Localized Pustular Psoriasis
These are types of psoriasis in which the distribution of pustular lesions are on specific sites of the body.
Annular pustular psoriasis
A rare variant of pustular psoriasis, having an annular or circinate lesion morphology that may appear at the onset of pustular psoriasis, with a tendency to spread from enlarged rings. It is commonly localized but a generalized variant may also occur.
Pustulosis Palmaris et plantaris
Also known as pustulosis of palms and soles, palmoplantar pustulosis, pustular psoriasis of the extremities, and pustular psoriasis of the Barber type, this condition is a chronic recurrent pustular dermatosis localized on the palm and soles.
Tissue examination characteristically shows presence of neutrophils (immune system cells) within the intradermal vesicles.
Impetigo herpetiformis is a form of severe pustular psoriasis occurring during pregnancy. This may occur during any trimester. This is the only well known pustular psoriasis treated with steroids.
Other Types of Psoriasis
This group consists of types of psoriasis that do not belong to neither pustular nor non-pustular categories.
Also called flexural psoriasis, this type of psoriasis appears as smooth inflamed patches of skin. It occurs in skin folds, particularly around the genitals (between thigh and groin), the armpits, under an overweight abdomen (panniculus), and under the breast (inframammary fold). Inverse psoriasis is aggravated by friction and sweat. It may also appear on the lips, nose, armpit, navel, and any other area with folds and contour.
The lesions of inverse psoriasis are red, smooth, and shiny in appearance. This differentiates it from that of plaque psoriasis. This type of psoriasis is also prone to fungal infections due to the moist environment of the areas involved.
Also known as “eruptive psoriasis” is a type of psoriasis that presents as small (.5-1.5cm in diameter), salmon-pink, lesions over the back and proximal extremities, but may also occur on any area of the body. It is classically triggered by a bacterial infection, usually a respiratory tract infection.
After the infection has cleared, red spots are noticed which are itchy. When scratched or picked, the top layer of dry skin is removed, leaving red, dry, red skin beneath with white, dry areas marking where flakes of dry skin stop and start.
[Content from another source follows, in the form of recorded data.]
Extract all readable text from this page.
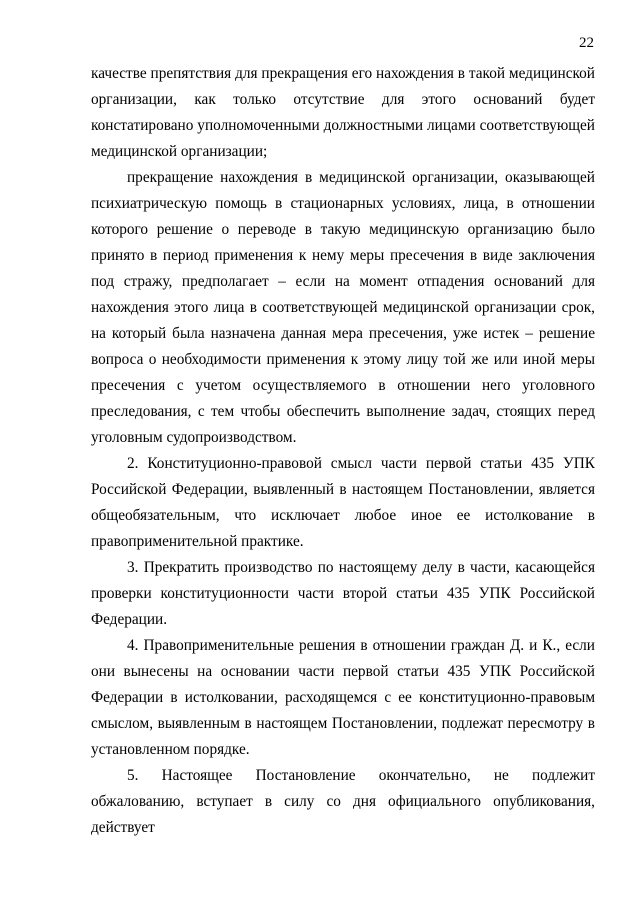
22

качестве препятствия для прекращения его нахождения в такой медицинской организации, как только отсутствие для этого оснований будет констатировано уполномоченными должностными лицами соответствующей медицинской организации;

прекращение нахождения в медицинской организации, оказывающей психиатрическую помощь в стационарных условиях, лица, в отношении которого решение о переводе в такую медицинскую организацию было принято в период применения к нему меры пресечения в виде заключения под стражу, предполагает – если на момент отпадения оснований для нахождения этого лица в соответствующей медицинской организации срок, на который была назначена данная мера пресечения, уже истек – решение вопроса о необходимости применения к этому лицу той же или иной меры пресечения с учетом осуществляемого в отношении него уголовного преследования, с тем чтобы обеспечить выполнение задач, стоящих перед уголовным судопроизводством.

2. Конституционно-правовой смысл части первой статьи 435 УПК Российской Федерации, выявленный в настоящем Постановлении, является общеобязательным, что исключает любое иное ее истолкование в правоприменительной практике.

3. Прекратить производство по настоящему делу в части, касающейся проверки конституционности части второй статьи 435 УПК Российской Федерации.

4. Правоприменительные решения в отношении граждан Д. и К., если они вынесены на основании части первой статьи 435 УПК Российской Федерации в истолковании, расходящемся с ее конституционно-правовым смыслом, выявленным в настоящем Постановлении, подлежат пересмотру в установленном порядке.

5. Настоящее Постановление окончательно, не подлежит обжалованию, вступает в силу со дня официального опубликования, действует
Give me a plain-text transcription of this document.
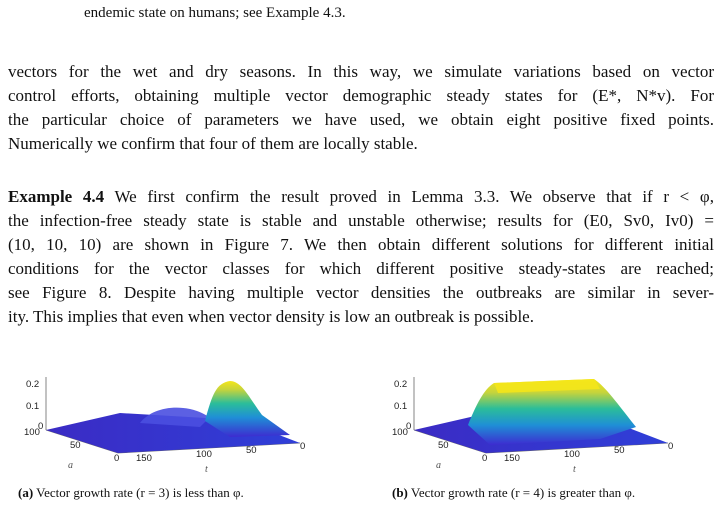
endemic state on humans; see Example 4.3.
vectors for the wet and dry seasons. In this way, we simulate variations based on vector
control efforts, obtaining multiple vector demographic steady states for (E*, N*v). For
the particular choice of parameters we have used, we obtain eight positive fixed points.
Numerically we confirm that four of them are locally stable.
Example 4.4 We first confirm the result proved in Lemma 3.3. We observe that if r < φ,
the infection-free steady state is stable and unstable otherwise; results for (E0, Sv0, Iv0) =
(10, 10, 10) are shown in Figure 7. We then obtain different solutions for different initial
conditions for the vector classes for which different positive steady-states are reached;
see Figure 8. Despite having multiple vector densities the outbreaks are similar in sever-
ity. This implies that even when vector density is low an outbreak is possible.
0.2
0.1
0
100
50
0 150	100	50	0
a	t
0.2
0.1
0
100
50
0 150	100	50	0
a	t
(a) Vector growth rate (r = 3) is less than φ.	(b) Vector growth rate (r = 4) is greater than φ.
In the weeks that follow, the spots may grow to as much as an inch in diameter. Some of the larger areas may form a pale area in the center which is slightly yellow.
This nail disease is common among persons suffering from psoriasis; especially those with psoriatic arthritis. Nail psoriasis affects the fingernails more than the toenails. Nail psoriasis is characterized by various nail changes such as changes in nail shape, discoloration, presence of pits or holes, lines across the nails, thickening of the skin under the nail, or in severe cases detachment of the nail from the nail bed.
This involves both joint and soft tissue inflammation. Psoriatic arthritis can occur on any joint, but is most common in the joints of the fingers and toes. The hips, knees, and spine may also be affected.Signs and symptoms of psoriatic arthritis include:
- pain, swelling, and stiffness of one or more joints
- sausage-like swelling of the roes and fingers (dactylitis)
- painful tendons especially around the ankles
- nail changes
Along with the signs and symptoms of inflammation, there is extreme exhaustion that does not go away with adequate rest. The exhaustion may last for days or weeks without relief. Psoriatic arthritis may remain mild or may progress to a more destructive joint disease.
Each presentation of each type of psoriasis would require a different approach in terms of treatment and management. It is highly recommended to identify and understand what presentation is present and manage it promptly.